In this case, we can use the symmetry of the normal distribution. Since the normal distribution is symmetric, \(-z_{\alpha/2} = z_{1-\alpha/2}\). This gives us the symmetric CI:
\[ CI_{1-\alpha}= \big[\hat{\beta}_1-z_{1-\alpha/2}\sqrt{V},\hat{\beta}_1+z_{1-\alpha/2}\sqrt{V}\big] \] However, not all distributions are symmetric. For example, can you solve the confidence interval of \(\sigma^2\), using the estimator \(s^2\)?

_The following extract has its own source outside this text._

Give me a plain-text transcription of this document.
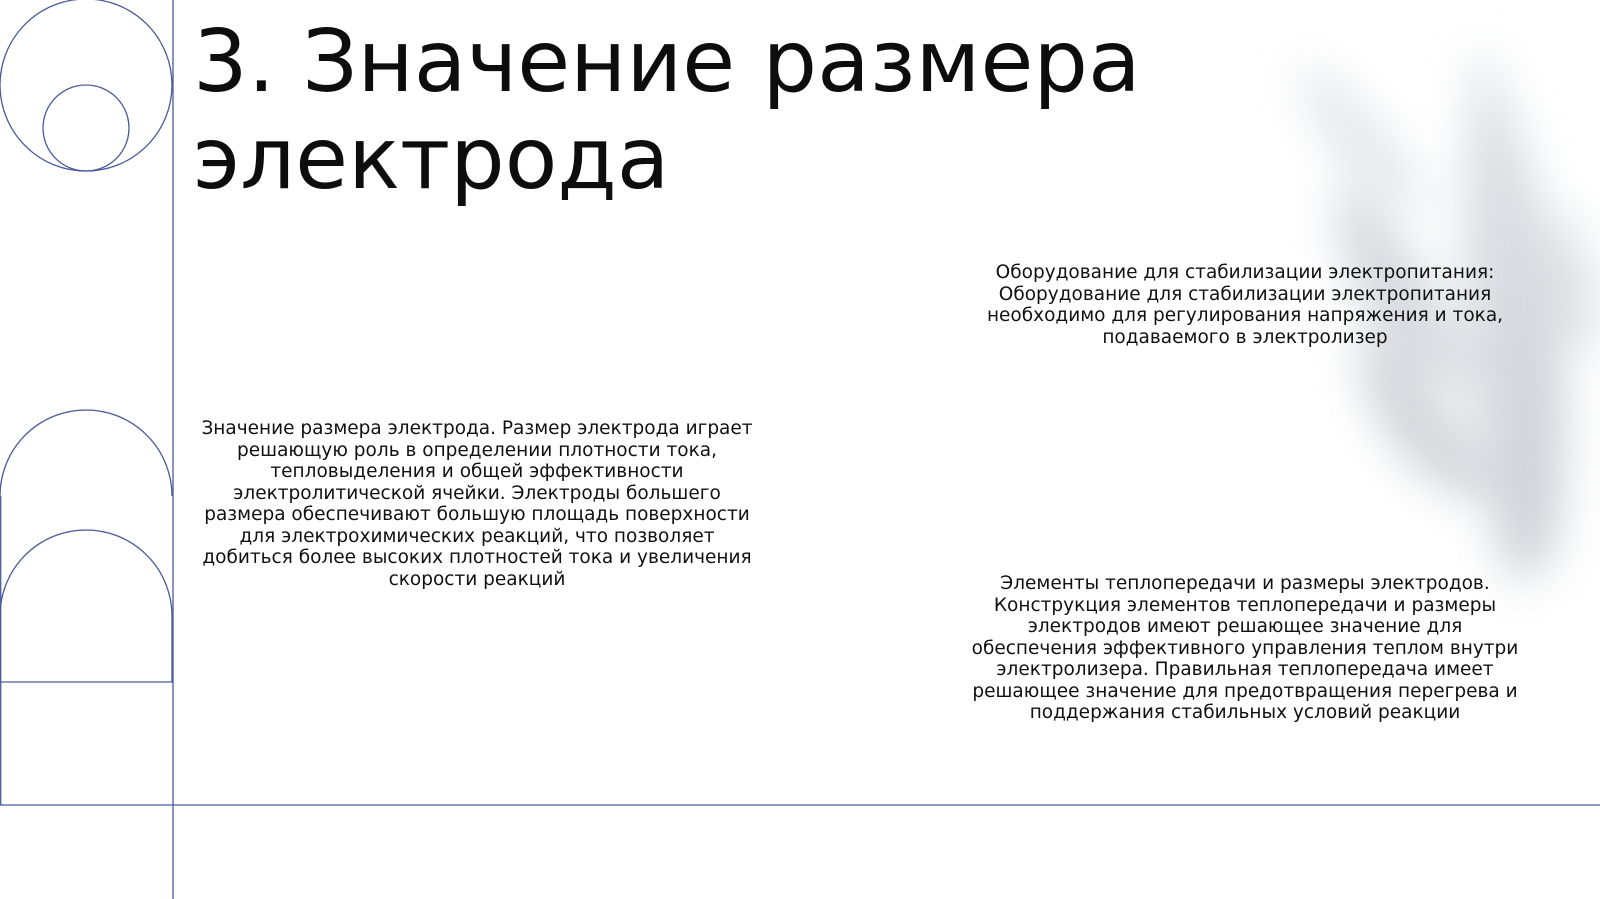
3. Значение размера электрода

Значение размера электрода. Размер электрода играет решающую роль в определении плотности тока, тепловыделения и общей эффективности электролитической ячейки. Электроды большего размера обеспечивают большую площадь поверхности для электрохимических реакций, что позволяет добиться более высоких плотностей тока и увеличения скорости реакций

Оборудование для стабилизации электропитания: Оборудование для стабилизации электропитания необходимо для регулирования напряжения и тока, подаваемого в электролизер

Элементы теплопередачи и размеры электродов. Конструкция элементов теплопередачи и размеры электродов имеют решающее значение для обеспечения эффективного управления теплом внутри электролизера. Правильная теплопередача имеет решающее значение для предотвращения перегрева и поддержания стабильных условий реакции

Since, the t-distribution is also symmetric, we can define the a very similar CI using \(\hat{V}\):
\[ CI_{1-\alpha}= \big[\hat{\beta}_1-t_{n-k,1-\alpha/2}\sqrt{V},\hat{\beta}_1+t_{n-k,1-\alpha/2}\sqrt{V}\big] \] where \(t_{n-k,1-\alpha/2}\) is the \(1-\alpha/2\) percentile of the t-distribution (with \(n-k\) dof).
Hypothesis tests
We will consider both two-sided and one-sided hypothesis tests. The former are actually simpler than the latter, since they (typically) involve sharp null hypotheses.

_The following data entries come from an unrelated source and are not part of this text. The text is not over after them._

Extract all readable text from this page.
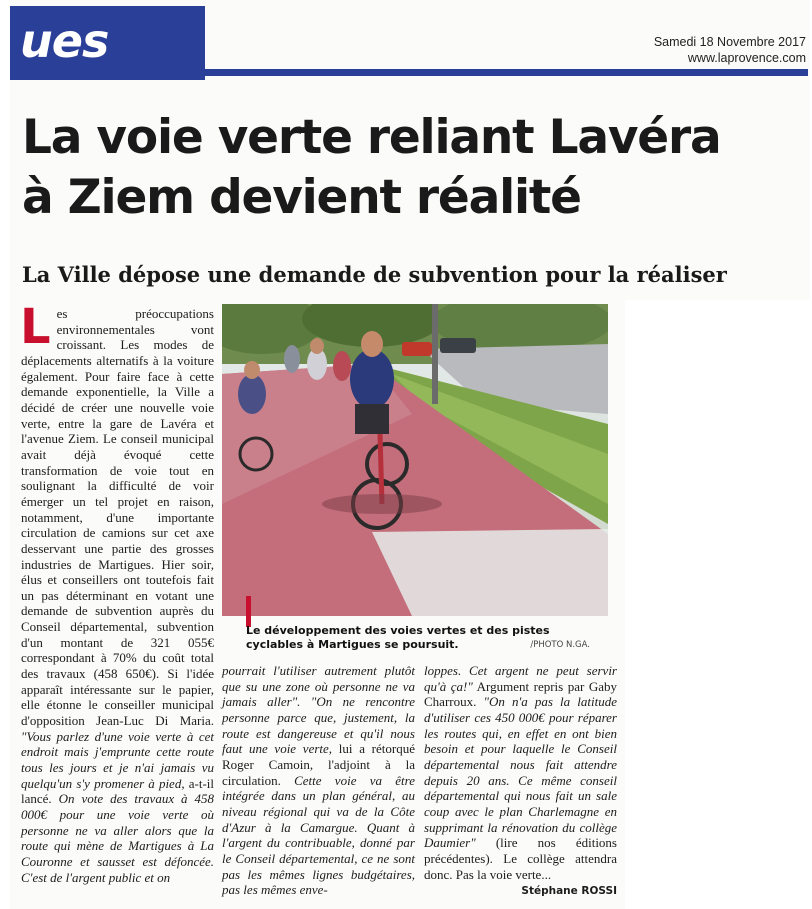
ues	Samedi 18 Novembre 2017
www.laprovence.com
La voie verte reliant Lavéra
à Ziem devient réalité
La Ville dépose une demande de subvention pour la réaliser

Les préoccupations environnementales vont croissant. Les modes de déplacements alternatifs à la voiture également. Pour faire face à cette demande exponentielle, la Ville a décidé de créer une nouvelle voie verte, entre la gare de Lavéra et l'avenue Ziem. Le conseil municipal avait déjà évoqué cette transformation de voie tout en soulignant la difficulté de voir émerger un tel projet en raison, notamment, d'une importante circulation de camions sur cet axe desservant une partie des grosses industries de Martigues. Hier soir, élus et conseillers ont toutefois fait un pas déterminant en votant une demande de subvention auprès du Conseil départemental, subvention d'un montant de 321 055€ correspondant à 70% du coût total des travaux (458 650€). Si l'idée apparaît intéressante sur le papier, elle étonne le conseiller municipal d'opposition Jean-Luc Di Maria. "Vous parlez d'une voie verte à cet endroit mais j'emprunte cette route tous les jours et je n'ai jamais vu quelqu'un s'y promener à pied, a-t-il lancé. On vote des travaux à 458 000€ pour une voie verte où personne ne va aller alors que la route qui mène de Martigues à La Couronne et sausset est défoncée. C'est de l'argent public et on

Le développement des voies vertes et des pistes cyclables à Martigues se poursuit.	/PHOTO N.GA.

pourrait l'utiliser autrement plutôt que su une zone où personne ne va jamais aller". "On ne rencontre personne parce que, justement, la route est dangereuse et qu'il nous faut une voie verte, lui a rétorqué Roger Camoin, l'adjoint à la circulation. Cette voie va être intégrée dans un plan général, au niveau régional qui va de la Côte d'Azur à la Camargue. Quant à l'argent du contribuable, donné par le Conseil départemental, ce ne sont pas les mêmes lignes budgétaires, pas les mêmes enve-

loppes. Cet argent ne peut servir qu'à ça!" Argument repris par Gaby Charroux. "On n'a pas la latitude d'utiliser ces 450 000€ pour réparer les routes qui, en effet en ont bien besoin et pour laquelle le Conseil départemental nous fait attendre depuis 20 ans. Ce même conseil départemental qui nous fait un sale coup avec le plan Charlemagne en supprimant la rénovation du collège Daumier" (lire nos éditions précédentes). Le collège attendra donc. Pas la voie verte...

Stéphane ROSSI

Two-sided hypothesis tests
Consider the two-sided hypothesis:
\[ \begin{aligned} &H_0: \beta_1 = r \\ \text{against}\quad &H_1: \beta_1 \neq r \end{aligned} \] Here, \(r\) is just a constant (i.e. non-random scalar). For example, \(r=0\) is a simple test for whether \(\beta_1\) is statistically significant.
A test requires a rejection rule that determines when you reject \(H_0\) based on the value of the test-statistic. Consider, the T-statistic:
\[ \text{T-stat} = \frac{\hat{\beta}_1-r}{\sqrt{\hat{V}}} \] Under \(H_0: \beta_1=r\), implying that the T-statistic has a t-distribution. Note, it has this distribution only under \(H_0\). The statistic is a R.V. with infinite support. It has the continuous distribution over the real line, meaning that with a non-zero probability it can take on any value. If this is the case, any realization of the statistic (in by implication the estimator \(\hat{\beta}_1\)) is consistent with \(H_0\).

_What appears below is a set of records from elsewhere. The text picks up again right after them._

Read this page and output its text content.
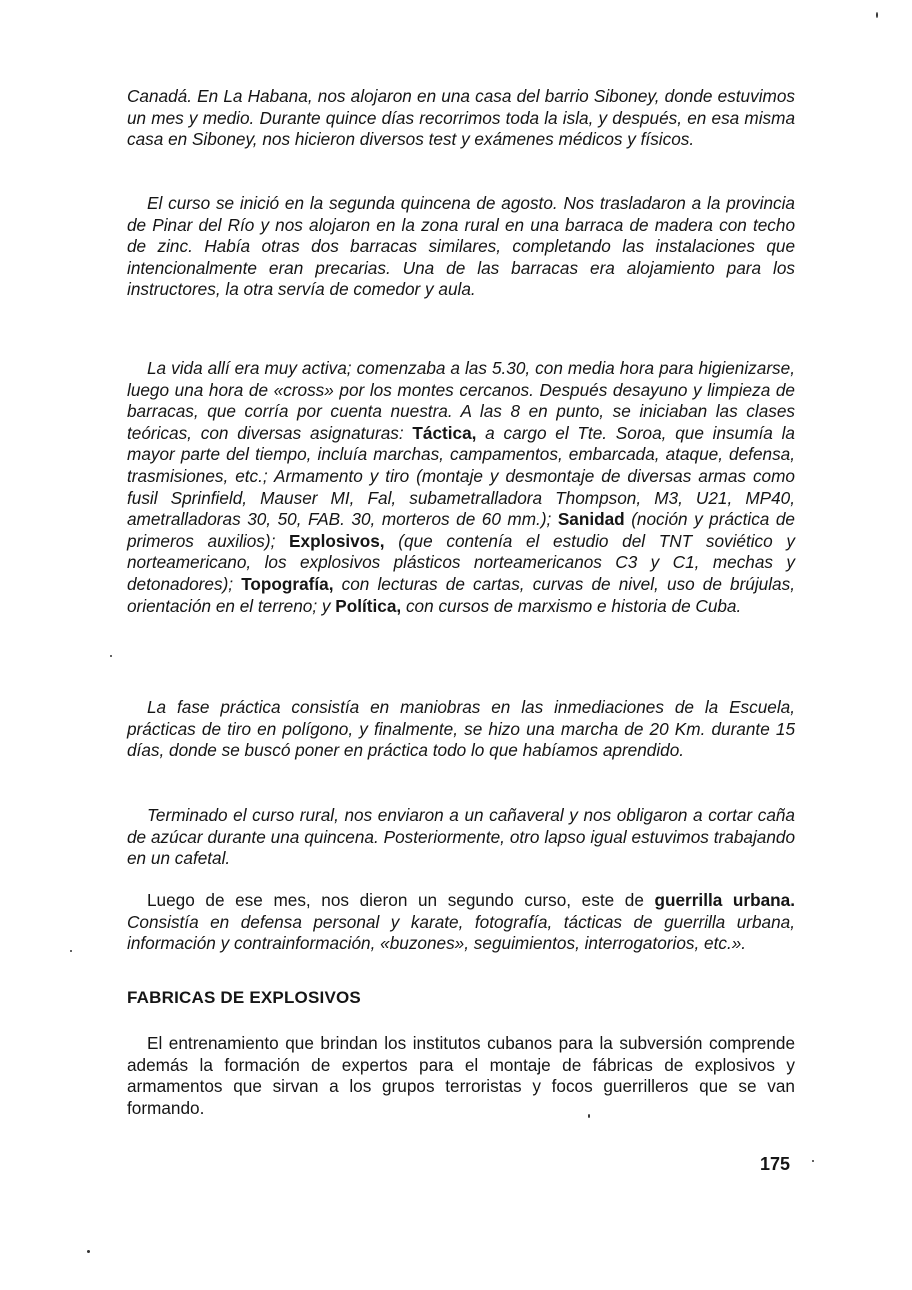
Canadá. En La Habana, nos alojaron en una casa del barrio Siboney, donde estuvimos un mes y medio. Durante quince días recorrimos toda la isla, y después, en esa misma casa en Siboney, nos hicieron diversos test y exámenes médicos y físicos.

El curso se inició en la segunda quincena de agosto. Nos trasladaron a la provincia de Pinar del Río y nos alojaron en la zona rural en una barraca de madera con techo de zinc. Había otras dos barracas similares, completando las instalaciones que intencionalmente eran precarias. Una de las barracas era alojamiento para los instructores, la otra servía de comedor y aula.

La vida allí era muy activa; comenzaba a las 5.30, con media hora para higienizarse, luego una hora de «cross» por los montes cercanos. Después desayuno y limpieza de barracas, que corría por cuenta nuestra. A las 8 en punto, se iniciaban las clases teóricas, con diversas asignaturas: Táctica, a cargo el Tte. Soroa, que insumía la mayor parte del tiempo, incluía marchas, campamentos, embarcada, ataque, defensa, trasmisiones, etc.; Armamento y tiro (montaje y desmontaje de diversas armas como fusil Sprinfield, Mauser MI, Fal, subametralladora Thompson, M3, U21, MP40, ametralladoras 30, 50, FAB. 30, morteros de 60 mm.); Sanidad (noción y práctica de primeros auxilios); Explosivos, (que contenía el estudio del TNT soviético y norteamericano, los explosivos plásticos norteamericanos C3 y C1, mechas y detonadores); Topografía, con lecturas de cartas, curvas de nivel, uso de brújulas, orientación en el terreno; y Política, con cursos de marxismo e historia de Cuba.

La fase práctica consistía en maniobras en las inmediaciones de la Escuela, prácticas de tiro en polígono, y finalmente, se hizo una marcha de 20 Km. durante 15 días, donde se buscó poner en práctica todo lo que habíamos aprendido.

Terminado el curso rural, nos enviaron a un cañaveral y nos obligaron a cortar caña de azúcar durante una quincena. Posteriormente, otro lapso igual estuvimos trabajando en un cafetal.

Luego de ese mes, nos dieron un segundo curso, este de guerrilla urbana. Consistía en defensa personal y karate, fotografía, tácticas de guerrilla urbana, información y contrainformación, «buzones», seguimientos, interrogatorios, etc.».

FABRICAS DE EXPLOSIVOS

El entrenamiento que brindan los institutos cubanos para la subversión comprende además la formación de expertos para el montaje de fábricas de explosivos y armamentos que sirvan a los grupos terroristas y focos guerrilleros que se van formando.

175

The goal is to control the probability of type 1 errors: the probability of rejecting \(H_0\) when it is true. We do so, be choosing a significance level \(\alpha\) which will determine the size of the test.2
Consider the rejection rule:
- Reject \(H_0\) if \(\text{T-stat}\leq t_{n-k,\alpha/2}\) or \(\text{T-stat}\geq t_{n-k,1-\alpha/2}\).
The probability of a type 1 error is:
\[ \begin{aligned} Pr(\text{Reject}\;H_0|\beta_1 = r,X) =& Pr(\text{T-stat}\leq t_{n-k,\alpha/2}|\beta_1 = r,X) \\ &+Pr(\text{T-stat}\geq t_{n-k,1-\alpha/2}|\beta_1 = r,X) \\ =&\alpha/2+\alpha/2 \\ =&\alpha \end{aligned} \] This test has size \(\alpha\). Moreover, given the symmetry of the t-distribution, we can write the rejection rule as:
- Reject \(H_0\) if \(|\text{T-stat}|\geq t_{n-k,1-\alpha/2}\).
One-sided hypothesis tests
Consider the one-sided hypothesis:
\[ \begin{aligned} &H_0: \beta_1 \leq r \\ \text{against}\quad &H_1: \beta_1 > r \end{aligned} \] The null hypothesis is no longer sharp. Any value of \(\leq\) satisifies the null. It therefore becomes more difficult to think about the size of the test.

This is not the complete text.